Dr. Ehrlich is an Assistant Professor of Ophthalmology and Visual Sciences at the University of Michigan and a faculty affiliate at the Michigan Center on the Demography of Aging and the Institute for Healthcare Policy and Innovation. His research is focused on the influence of vision impairment on health, disability, and quality-of-life in older adults. Drawing on population health, survey research and mixed-methods approaches, Dr. Ehrlich’s research aims to characterize and address risk factors and mechanistic pathways for outcomes such as dementia, depression, and falls in older adults with vision impairment.
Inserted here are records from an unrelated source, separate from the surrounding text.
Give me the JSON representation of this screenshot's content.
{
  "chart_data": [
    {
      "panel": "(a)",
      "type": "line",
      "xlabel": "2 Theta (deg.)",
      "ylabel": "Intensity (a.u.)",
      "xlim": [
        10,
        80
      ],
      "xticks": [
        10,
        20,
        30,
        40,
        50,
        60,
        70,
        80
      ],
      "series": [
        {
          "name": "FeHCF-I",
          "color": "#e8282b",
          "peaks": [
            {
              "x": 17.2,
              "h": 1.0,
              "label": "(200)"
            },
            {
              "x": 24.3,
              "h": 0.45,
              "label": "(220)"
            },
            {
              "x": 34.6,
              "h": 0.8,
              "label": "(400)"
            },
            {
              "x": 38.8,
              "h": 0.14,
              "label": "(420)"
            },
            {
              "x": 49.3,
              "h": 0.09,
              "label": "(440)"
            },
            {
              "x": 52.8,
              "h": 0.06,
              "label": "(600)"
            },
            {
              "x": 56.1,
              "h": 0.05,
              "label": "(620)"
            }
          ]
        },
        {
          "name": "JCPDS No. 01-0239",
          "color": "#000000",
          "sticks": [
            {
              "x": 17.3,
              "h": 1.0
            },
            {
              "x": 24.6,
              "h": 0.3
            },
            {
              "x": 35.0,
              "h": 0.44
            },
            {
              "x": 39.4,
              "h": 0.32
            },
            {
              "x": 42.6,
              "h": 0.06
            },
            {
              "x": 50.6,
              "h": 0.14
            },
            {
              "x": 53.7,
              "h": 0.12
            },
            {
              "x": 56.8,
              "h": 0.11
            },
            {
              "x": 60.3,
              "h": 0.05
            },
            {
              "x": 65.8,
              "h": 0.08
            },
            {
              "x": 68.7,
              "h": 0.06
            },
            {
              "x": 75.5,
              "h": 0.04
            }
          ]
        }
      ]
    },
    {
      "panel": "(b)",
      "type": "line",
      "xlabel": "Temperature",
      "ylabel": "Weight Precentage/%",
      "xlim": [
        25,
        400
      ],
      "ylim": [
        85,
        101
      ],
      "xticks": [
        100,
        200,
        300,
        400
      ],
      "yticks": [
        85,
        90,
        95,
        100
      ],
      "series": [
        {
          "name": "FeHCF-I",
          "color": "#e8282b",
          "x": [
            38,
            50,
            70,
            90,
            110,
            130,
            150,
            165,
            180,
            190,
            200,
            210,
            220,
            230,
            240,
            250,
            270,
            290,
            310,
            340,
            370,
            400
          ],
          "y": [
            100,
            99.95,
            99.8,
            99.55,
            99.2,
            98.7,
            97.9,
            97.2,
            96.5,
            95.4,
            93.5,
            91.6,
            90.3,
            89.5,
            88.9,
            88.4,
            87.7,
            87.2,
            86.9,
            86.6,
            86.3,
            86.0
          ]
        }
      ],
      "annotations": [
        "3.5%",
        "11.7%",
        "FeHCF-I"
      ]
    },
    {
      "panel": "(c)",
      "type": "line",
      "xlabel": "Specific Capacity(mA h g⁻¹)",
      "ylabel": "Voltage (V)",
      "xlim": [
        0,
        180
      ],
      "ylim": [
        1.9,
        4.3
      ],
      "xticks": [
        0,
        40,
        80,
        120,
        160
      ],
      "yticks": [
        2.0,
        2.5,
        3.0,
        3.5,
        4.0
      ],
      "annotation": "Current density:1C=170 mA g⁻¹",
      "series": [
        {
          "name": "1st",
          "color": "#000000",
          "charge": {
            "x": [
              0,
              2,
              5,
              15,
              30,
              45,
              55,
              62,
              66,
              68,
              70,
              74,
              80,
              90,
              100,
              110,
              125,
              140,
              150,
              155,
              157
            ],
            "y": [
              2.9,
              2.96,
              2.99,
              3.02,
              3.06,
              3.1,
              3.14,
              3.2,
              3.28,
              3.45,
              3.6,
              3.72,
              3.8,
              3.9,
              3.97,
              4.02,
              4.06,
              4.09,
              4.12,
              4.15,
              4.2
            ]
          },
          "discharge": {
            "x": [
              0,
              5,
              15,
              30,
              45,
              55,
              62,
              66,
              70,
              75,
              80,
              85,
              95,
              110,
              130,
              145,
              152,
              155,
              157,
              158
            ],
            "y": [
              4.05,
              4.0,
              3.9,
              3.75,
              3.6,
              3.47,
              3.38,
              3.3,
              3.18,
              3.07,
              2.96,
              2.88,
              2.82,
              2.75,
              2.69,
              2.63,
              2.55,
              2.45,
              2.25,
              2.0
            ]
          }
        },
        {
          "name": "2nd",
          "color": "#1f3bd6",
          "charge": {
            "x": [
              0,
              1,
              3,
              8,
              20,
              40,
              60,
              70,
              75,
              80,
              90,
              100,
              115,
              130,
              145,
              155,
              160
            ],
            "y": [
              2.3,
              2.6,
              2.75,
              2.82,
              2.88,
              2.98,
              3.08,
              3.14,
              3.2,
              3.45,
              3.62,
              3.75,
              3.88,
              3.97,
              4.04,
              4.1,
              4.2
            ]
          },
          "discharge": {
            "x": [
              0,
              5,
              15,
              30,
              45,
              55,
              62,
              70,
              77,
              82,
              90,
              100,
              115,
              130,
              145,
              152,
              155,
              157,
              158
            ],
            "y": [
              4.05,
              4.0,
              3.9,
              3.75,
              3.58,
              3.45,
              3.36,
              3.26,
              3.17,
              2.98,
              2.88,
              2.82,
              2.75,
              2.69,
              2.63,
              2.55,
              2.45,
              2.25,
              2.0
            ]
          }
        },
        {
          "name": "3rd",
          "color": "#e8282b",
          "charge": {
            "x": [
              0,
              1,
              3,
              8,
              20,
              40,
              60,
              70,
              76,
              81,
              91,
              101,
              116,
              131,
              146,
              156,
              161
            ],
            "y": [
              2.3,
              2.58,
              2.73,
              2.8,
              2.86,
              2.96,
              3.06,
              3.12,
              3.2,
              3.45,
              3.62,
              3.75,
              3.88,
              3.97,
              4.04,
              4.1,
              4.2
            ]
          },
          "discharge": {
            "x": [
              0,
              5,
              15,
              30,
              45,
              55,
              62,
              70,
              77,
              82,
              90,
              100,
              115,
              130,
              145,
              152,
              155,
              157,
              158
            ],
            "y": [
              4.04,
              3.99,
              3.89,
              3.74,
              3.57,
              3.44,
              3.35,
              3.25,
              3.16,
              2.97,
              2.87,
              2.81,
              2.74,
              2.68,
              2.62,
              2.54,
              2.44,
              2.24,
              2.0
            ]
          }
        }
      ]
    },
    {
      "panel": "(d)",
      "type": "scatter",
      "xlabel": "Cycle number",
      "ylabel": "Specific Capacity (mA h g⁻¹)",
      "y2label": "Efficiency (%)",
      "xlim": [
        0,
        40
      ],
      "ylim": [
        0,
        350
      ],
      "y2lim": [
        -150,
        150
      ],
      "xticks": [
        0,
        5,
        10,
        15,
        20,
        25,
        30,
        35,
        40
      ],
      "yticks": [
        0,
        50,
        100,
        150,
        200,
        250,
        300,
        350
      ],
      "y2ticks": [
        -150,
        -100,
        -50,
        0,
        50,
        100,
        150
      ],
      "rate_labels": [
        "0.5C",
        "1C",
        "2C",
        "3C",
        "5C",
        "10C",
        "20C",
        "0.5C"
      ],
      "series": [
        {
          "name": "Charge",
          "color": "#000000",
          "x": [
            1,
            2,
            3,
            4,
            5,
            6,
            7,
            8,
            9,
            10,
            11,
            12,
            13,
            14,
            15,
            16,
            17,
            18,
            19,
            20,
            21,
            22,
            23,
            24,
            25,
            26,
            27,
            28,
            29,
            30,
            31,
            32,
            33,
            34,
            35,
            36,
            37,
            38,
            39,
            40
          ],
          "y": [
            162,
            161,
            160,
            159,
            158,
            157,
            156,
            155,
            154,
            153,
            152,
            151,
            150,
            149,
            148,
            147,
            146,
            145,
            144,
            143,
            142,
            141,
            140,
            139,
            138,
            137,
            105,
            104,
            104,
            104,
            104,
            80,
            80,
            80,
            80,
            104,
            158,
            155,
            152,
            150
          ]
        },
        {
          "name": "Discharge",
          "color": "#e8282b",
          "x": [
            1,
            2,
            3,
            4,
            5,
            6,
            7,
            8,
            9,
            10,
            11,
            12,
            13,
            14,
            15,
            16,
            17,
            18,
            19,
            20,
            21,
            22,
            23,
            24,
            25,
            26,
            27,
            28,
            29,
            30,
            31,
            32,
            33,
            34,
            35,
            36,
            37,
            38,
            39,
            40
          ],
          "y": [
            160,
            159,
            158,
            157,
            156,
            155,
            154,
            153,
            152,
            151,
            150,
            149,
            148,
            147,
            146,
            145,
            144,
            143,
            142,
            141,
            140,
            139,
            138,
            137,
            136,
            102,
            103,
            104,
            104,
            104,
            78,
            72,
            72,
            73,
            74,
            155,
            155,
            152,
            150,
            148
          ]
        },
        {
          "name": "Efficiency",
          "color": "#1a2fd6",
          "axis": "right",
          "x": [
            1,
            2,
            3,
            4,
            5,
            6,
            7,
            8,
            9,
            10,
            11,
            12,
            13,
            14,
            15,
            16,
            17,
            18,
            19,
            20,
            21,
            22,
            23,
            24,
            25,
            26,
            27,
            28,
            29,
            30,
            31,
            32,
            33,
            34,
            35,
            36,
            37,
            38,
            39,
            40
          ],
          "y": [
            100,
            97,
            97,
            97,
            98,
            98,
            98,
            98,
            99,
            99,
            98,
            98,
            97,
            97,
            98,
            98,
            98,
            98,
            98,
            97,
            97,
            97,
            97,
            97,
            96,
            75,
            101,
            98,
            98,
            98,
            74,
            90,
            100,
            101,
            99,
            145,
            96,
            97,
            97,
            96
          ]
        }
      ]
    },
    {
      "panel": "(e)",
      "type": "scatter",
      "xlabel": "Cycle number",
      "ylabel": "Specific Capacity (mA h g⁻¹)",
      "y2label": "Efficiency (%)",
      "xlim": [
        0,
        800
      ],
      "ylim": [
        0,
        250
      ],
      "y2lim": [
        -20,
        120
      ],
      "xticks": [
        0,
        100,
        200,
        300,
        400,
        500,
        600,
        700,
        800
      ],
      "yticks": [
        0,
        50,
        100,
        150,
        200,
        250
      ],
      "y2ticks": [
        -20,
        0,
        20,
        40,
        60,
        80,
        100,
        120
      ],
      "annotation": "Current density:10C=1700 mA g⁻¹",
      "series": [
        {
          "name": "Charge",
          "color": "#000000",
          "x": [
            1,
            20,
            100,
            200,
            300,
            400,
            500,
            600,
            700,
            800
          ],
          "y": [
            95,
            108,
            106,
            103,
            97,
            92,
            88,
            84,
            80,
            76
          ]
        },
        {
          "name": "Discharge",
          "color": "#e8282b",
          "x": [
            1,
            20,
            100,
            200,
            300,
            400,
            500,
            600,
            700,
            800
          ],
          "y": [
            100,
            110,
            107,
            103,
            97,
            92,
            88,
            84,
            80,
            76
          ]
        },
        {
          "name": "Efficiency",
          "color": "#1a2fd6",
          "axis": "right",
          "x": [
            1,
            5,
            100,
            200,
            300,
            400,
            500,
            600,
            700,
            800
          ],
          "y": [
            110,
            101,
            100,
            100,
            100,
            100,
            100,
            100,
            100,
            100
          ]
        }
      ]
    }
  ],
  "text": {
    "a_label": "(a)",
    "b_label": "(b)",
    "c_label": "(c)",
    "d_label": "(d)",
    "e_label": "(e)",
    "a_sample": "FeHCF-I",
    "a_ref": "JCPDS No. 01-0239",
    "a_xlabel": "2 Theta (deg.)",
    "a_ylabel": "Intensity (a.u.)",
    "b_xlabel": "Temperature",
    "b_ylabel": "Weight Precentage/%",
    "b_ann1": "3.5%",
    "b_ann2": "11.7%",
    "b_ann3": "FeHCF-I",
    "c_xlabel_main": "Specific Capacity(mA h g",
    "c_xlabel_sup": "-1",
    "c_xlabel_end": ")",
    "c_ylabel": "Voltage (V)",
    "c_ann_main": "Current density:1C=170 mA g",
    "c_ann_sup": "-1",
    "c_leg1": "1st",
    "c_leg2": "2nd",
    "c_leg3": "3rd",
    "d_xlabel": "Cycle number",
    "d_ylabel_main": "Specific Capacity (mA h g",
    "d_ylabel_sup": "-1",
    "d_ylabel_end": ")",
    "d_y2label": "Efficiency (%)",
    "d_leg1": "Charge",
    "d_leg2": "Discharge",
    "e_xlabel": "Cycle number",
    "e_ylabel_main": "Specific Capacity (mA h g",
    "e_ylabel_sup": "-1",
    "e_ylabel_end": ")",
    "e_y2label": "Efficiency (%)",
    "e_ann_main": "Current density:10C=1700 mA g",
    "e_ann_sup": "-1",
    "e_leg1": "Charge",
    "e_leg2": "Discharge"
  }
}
Through his role in various population-based epidemiologic studies (National Health and Aging Trends Study, LASI-Diagnostic Assessment of Dementia, etc), the Lancet Global Health Commission, and the Vision Loss Expert Group of the Global Burden of Disease Study, Dr. Ehrlich’s work seeks to optimize the health of individuals and populations with vision impairment both in the U.S. and globally.